T-shirts only $10, badges only $3.50. Buy, buy, buy from DIY. Like hula-hoops in a disposable craze, another fast food fad to throw away… (with apologies to Anarchy For Sale by the Dead Kennedys)
So I finally come around to taking a look at The Edupunk’s Guide, well a PDF of it anyways, which seems to miss the whole point of edupunk, which at least one other critic seems to get. Sure, it’s like what Green Day or Blink 182 is to punk; palatable, accessible and easy for the mainstream to swallow, but with a hint of rebellion. We wouldn’t want to upset the status quo too much, would we? While the Edupunk Guide talks a lot about taking responsibility for one’s own education. In fact, taking responsibility for one’s education is something millions of people do on a daily basis. Whether it’s how to fix an excel spreadsheet at work, how to do a calculus equation at Khan Academy or connecting with a foreign language speaker over Skype, people do that already on their own. That’s not edupunk, that’s daily life. Of course, it wouldn’t be the first time someone made a career out of stating the obvious. Where the edupunk moniker really holds weight (with me) is that it accepts an idea that a course (but could extend to a program of study or less than that too) can be done differently than what has already been done.

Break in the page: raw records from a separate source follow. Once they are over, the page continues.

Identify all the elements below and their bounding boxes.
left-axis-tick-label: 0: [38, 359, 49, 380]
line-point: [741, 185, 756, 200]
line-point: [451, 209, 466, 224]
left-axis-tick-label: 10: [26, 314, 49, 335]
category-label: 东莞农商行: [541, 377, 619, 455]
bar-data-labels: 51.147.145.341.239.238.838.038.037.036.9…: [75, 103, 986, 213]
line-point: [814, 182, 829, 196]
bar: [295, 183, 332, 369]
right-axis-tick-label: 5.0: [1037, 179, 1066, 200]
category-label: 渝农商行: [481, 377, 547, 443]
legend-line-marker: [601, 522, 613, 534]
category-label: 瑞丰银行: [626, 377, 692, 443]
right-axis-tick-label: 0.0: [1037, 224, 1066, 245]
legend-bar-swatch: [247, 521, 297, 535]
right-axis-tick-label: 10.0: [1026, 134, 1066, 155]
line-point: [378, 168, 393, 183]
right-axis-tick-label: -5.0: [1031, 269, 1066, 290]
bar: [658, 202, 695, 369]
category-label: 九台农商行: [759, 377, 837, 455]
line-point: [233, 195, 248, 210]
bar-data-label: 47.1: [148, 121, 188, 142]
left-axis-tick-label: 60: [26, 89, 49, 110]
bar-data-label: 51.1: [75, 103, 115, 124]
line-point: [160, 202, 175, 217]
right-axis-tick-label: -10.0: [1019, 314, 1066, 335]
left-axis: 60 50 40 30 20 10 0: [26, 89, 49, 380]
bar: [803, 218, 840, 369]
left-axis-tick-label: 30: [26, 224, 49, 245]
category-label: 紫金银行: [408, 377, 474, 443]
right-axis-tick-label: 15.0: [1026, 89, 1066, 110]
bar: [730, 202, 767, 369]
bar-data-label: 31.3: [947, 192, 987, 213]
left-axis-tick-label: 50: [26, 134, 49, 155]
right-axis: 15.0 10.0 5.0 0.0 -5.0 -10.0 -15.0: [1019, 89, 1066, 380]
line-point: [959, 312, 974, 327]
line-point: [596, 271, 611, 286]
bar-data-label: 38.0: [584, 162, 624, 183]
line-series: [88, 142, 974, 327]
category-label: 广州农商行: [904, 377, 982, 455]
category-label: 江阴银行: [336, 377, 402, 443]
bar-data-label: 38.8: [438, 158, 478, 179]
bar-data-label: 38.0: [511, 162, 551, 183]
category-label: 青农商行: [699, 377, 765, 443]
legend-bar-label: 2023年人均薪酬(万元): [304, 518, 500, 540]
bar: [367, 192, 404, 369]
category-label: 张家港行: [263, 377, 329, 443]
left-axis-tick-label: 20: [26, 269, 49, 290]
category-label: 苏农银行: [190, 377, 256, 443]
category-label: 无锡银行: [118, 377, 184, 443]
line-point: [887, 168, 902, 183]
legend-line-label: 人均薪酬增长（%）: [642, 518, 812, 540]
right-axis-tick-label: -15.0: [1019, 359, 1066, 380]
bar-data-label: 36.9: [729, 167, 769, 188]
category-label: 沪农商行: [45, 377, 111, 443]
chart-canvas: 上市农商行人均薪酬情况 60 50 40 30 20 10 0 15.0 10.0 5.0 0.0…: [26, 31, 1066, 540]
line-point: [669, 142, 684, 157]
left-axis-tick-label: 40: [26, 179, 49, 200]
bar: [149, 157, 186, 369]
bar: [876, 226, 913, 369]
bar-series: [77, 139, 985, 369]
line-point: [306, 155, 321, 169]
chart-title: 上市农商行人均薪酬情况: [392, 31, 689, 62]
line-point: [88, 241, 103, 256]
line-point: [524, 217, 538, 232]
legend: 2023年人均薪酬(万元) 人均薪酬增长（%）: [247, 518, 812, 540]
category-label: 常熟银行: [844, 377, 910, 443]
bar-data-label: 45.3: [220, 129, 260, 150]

It’s a good primer, missing a lot of the “so what” moments and crucially missing that the majority of the world is already past it. And that’s where Edupunk (with a capital E) Guide sort of falls down. Really, it’s too late. Missed the boat. Jumped the shark? Maybe.
It’s already 1978 in edupunk. The Sex Pistols have broken up, Jim Groom’s now in PIL. Sid’s dead.
Don’t worry, 1978’s not all bad. Ramones put out Road To Ruin. Two of my most influential records were released Crass – Feeding of the 5000 LP and Black Flag – Nervous Breakdown 7″ EP.